Determined, Vidya made her way to Pondicherry University, hoping the archives of the literature department might hold some hidden clue. Inside the dusty reading room, she found yellowing bulletins and defunct literary journals from the 80s, many of which had published Rousseau’s early work. One article referenced a “young muse of mixed Goan and Tamil heritage,” known only as “A.D.” A footnote mentioned she had worked on translations with Rousseau during the summer of 1985. Finally, a lead. With this thread in hand, Vidya sought out the faculty member listed as editor of those journals—Dr. Revathi Nair, now a semi-retired historian and visiting professor known for her controversial essays on colonial censorship in literature. Revathi agreed to meet, but only reluctantly, in a sunlit courtyard framed by neem trees and faded murals. She was a thin woman in her fifties with silver-streaked hair, dressed in a cotton sari and guarded eyes. When Vidya mentioned Adrien Rousseau and Amélie D’Souza, Revathi’s face grew still.
“You’re poking into dangerous soil,” she said after a long pause. “Adrien and Amélie were… fire and ether. Too close, too quick, too volatile for their time.” Vidya pressed her gently, and Revathi finally relented, her voice low. “Amélie was brilliant. She spoke French, Portuguese, Tamil—fluent in them all. She translated Rousseau’s works into Tamil and was preparing a bilingual volume of poems that challenged more than just literary norms. They were political—pointed. They named names. That’s why they were stopped.” Vidya’s heart sank as Revathi continued. “You won’t find her in any public record. Her death was written off as an accident. But she was silenced. And Adrien… he blamed himself. He went into hiding, or maybe worse.” Vidya asked if she believed Adrien had written The Seven Silences as a confession. Revathi hesitated, then nodded. “I’ve seen parts of that manuscript before. He gave Amélie a copy. Her version never surfaced after the fire—until now, it seems.” Vidya revealed that someone had mailed her the charred pages anonymously. Revathi sighed. “Then you’ve already been noticed.”

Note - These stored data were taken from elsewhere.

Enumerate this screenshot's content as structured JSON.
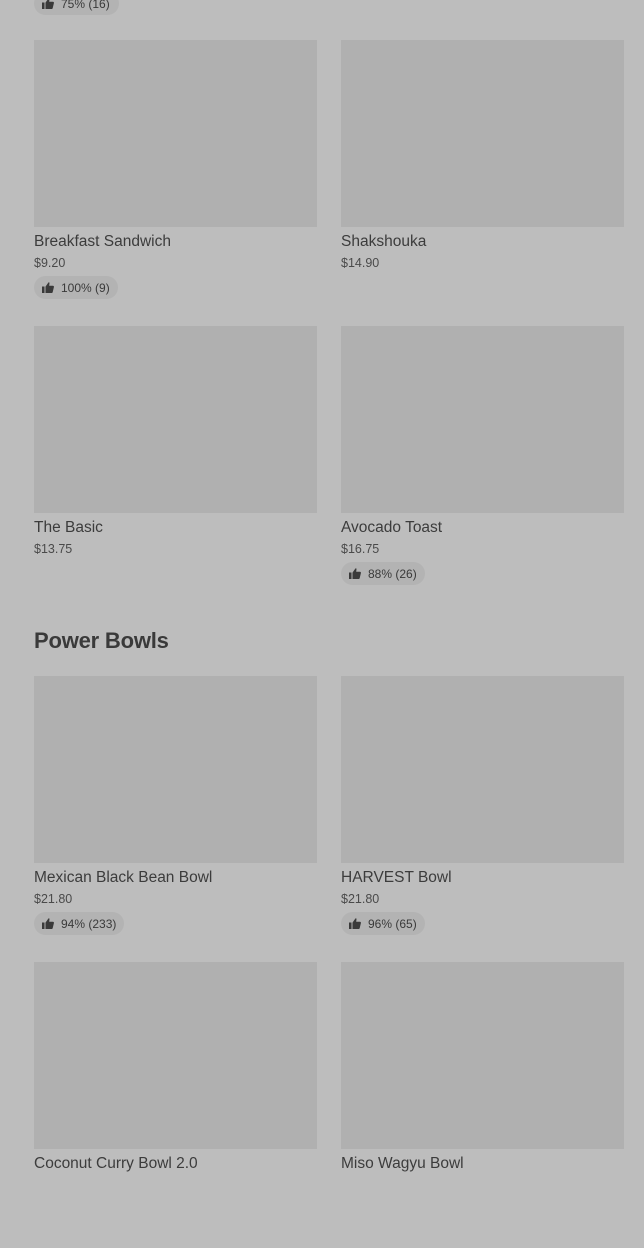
{
  "top_partial_rating": "75% (16)",
  "section_a": {
    "items": [
      {
        "name": "Breakfast Sandwich",
        "price": "$9.20",
        "rating": "100% (9)"
      },
      {
        "name": "Shakshouka",
        "price": "$14.90",
        "rating": ""
      },
      {
        "name": "The Basic",
        "price": "$13.75",
        "rating": ""
      },
      {
        "name": "Avocado Toast",
        "price": "$16.75",
        "rating": "88% (26)"
      }
    ]
  },
  "section_b": {
    "title": "Power Bowls",
    "items": [
      {
        "name": "Mexican Black Bean Bowl",
        "price": "$21.80",
        "rating": "94% (233)"
      },
      {
        "name": "HARVEST Bowl",
        "price": "$21.80",
        "rating": "96% (65)"
      },
      {
        "name": "Coconut Curry Bowl 2.0",
        "price": "",
        "rating": ""
      },
      {
        "name": "Miso Wagyu Bowl",
        "price": "",
        "rating": ""
      }
    ]
  },
  "icons": {
    "rating": "thumbs-up-icon"
  },
  "colors": {
    "background": "#bdbdbd",
    "image_placeholder": "#b0b0b0",
    "badge": "#b3b3b3",
    "text": "#3a3a3a"
  }
}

The warning echoed in Vidya’s mind as she stepped out of the university and into the burning afternoon sun. The story had transformed from a literary curiosity into a shadow war, with names erased, memories buried, and survivors scattered or silenced. She walked slowly back toward the Promenade, wondering how many people in this sleepy town still remembered Amélie—how many dared to say her name aloud. Perhaps the real silence wasn’t just in the manuscript. It was in the city itself, a collective hush built around shame and fear. Vidya now understood that the manuscript had not simply chronicled seven metaphorical silences—it had documented seven real people, seven erased truths. And Amélie was the first. Her name, pulled from ashes and near-oblivion, was a spark Vidya couldn’t afford to let go cold. Back in her room, she added Amélie D’Souza to the top of her notes and drew a line straight down to a single, defiant word beneath: murdered. The page trembled slightly in her hands—not from fear, but from the electric knowledge that the silence was cracking.
5
The air was thick with coastal humidity as Vidya wound her way through the narrow bylanes of the old Tamil quarter, past ochre-stained walls and drooping bougainvillea, searching for a house with a faded green gate. It was the last known address of a woman referred to only as “Ammachi” in a decades-old letter she’d found among university records—once the housekeeper at Rousseau’s villa. The gate creaked open into a modest compound dotted with potted tulsi and jasmine, where time moved slower and every breeze carried the scent of old stone and memory. A neighbor directed Vidya to the shaded verandah, where a small, wiry woman sat in a low cane chair, wrapped in a cream shawl despite the heat. Her eyes were clouded by age but still sharp, and when Vidya introduced herself, Ammachi responded with a murmur of recognition—as if she had been waiting for someone to come and ask about that night. It took coaxing, soft questions layered with silence, before the dam of memory began to leak.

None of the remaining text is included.